Financial instruments are used to finance activities. Savers (lenders) provide funds to debtors (borrowers). The difference between money paid and received is the interest, and the interest rate is the interest on the total borrowed amount.

Financial Intermediaries

Financial intermediaries mediate between those who want to invest and those who want to borrow. The financial system comprises institutions that facilitate this process.

The Stock Exchange

The stock exchange (stock market) is a place where firms and public institutions raise capital. In Spain, there are four stock exchanges: Madrid, Barcelona, Valencia, and Bilbao.

Stock Exchange Participants

  • Suppliers: Companies issuing new shares or selling existing securities.
  • Demanders: Investors seeking to acquire securities.

Markets

  • Primary Market (Issue Market): For new share issues.
  • Secondary Market: For trading existing securities.

Types of Securities

  • Fixed Income: Securities with a fixed interest rate.
  • Equity: Securities where interest depends on the issuing institution’s profits.

Financial Intermediaries

Types of Financial Intermediaries

  • Banks: Can generate money supply through deposits. Examples include the Bank of Spain, private banks, savings banks, credit unions, and rural banks.
  • Non-bank Financial Intermediaries: Cannot generate money supply.

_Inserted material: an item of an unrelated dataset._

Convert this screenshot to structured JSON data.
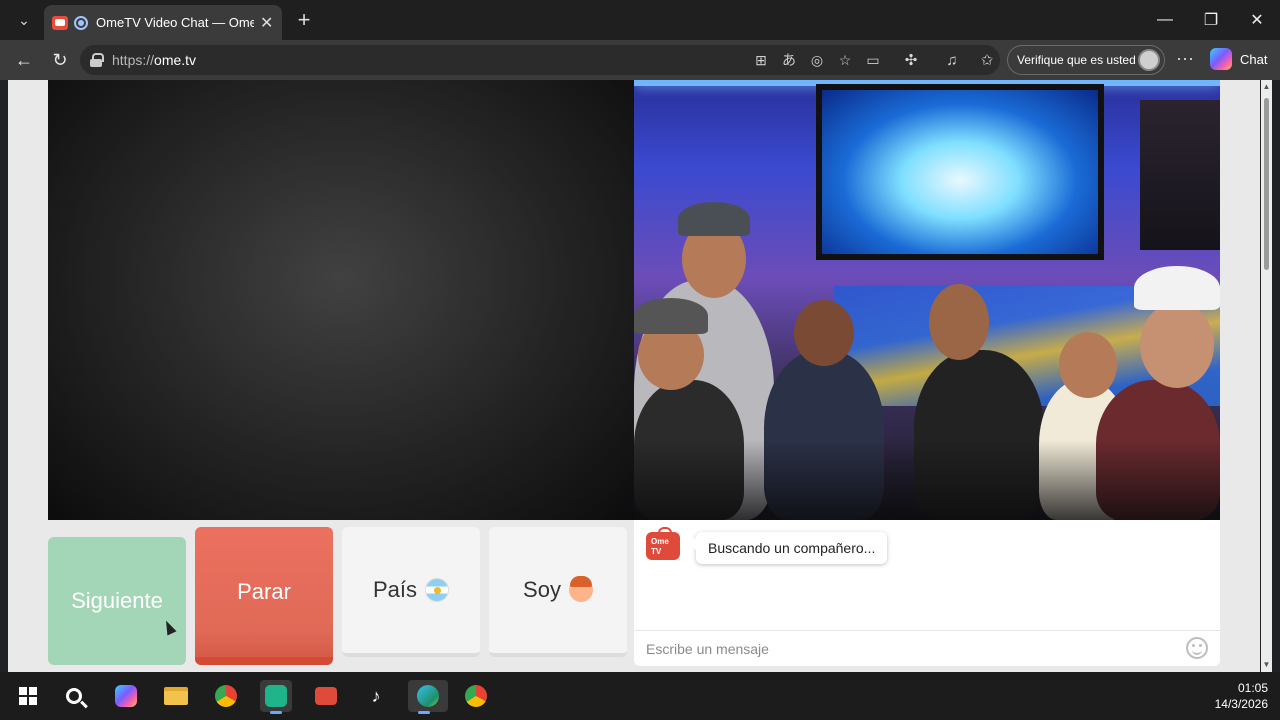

Examples include the ICO (Instituto de Crédito Oficial), insurance companies, pension funds, mutual funds, and leasing companies.

Non-Bank Intermediaries

  • ICO (Instituto de Crédito Oficial): A public institution complementing private intermediaries.
  • Insurance Companies: Invest policyholder funds.
  • Pension Funds: Supplement social security pensions.
  • Mutual Funds: Invest in various assets (fixed income and equity).
  • Leasing Companies: Provide equipment or property for rent.
  • Factoring Companies: Manage debt collection for other companies.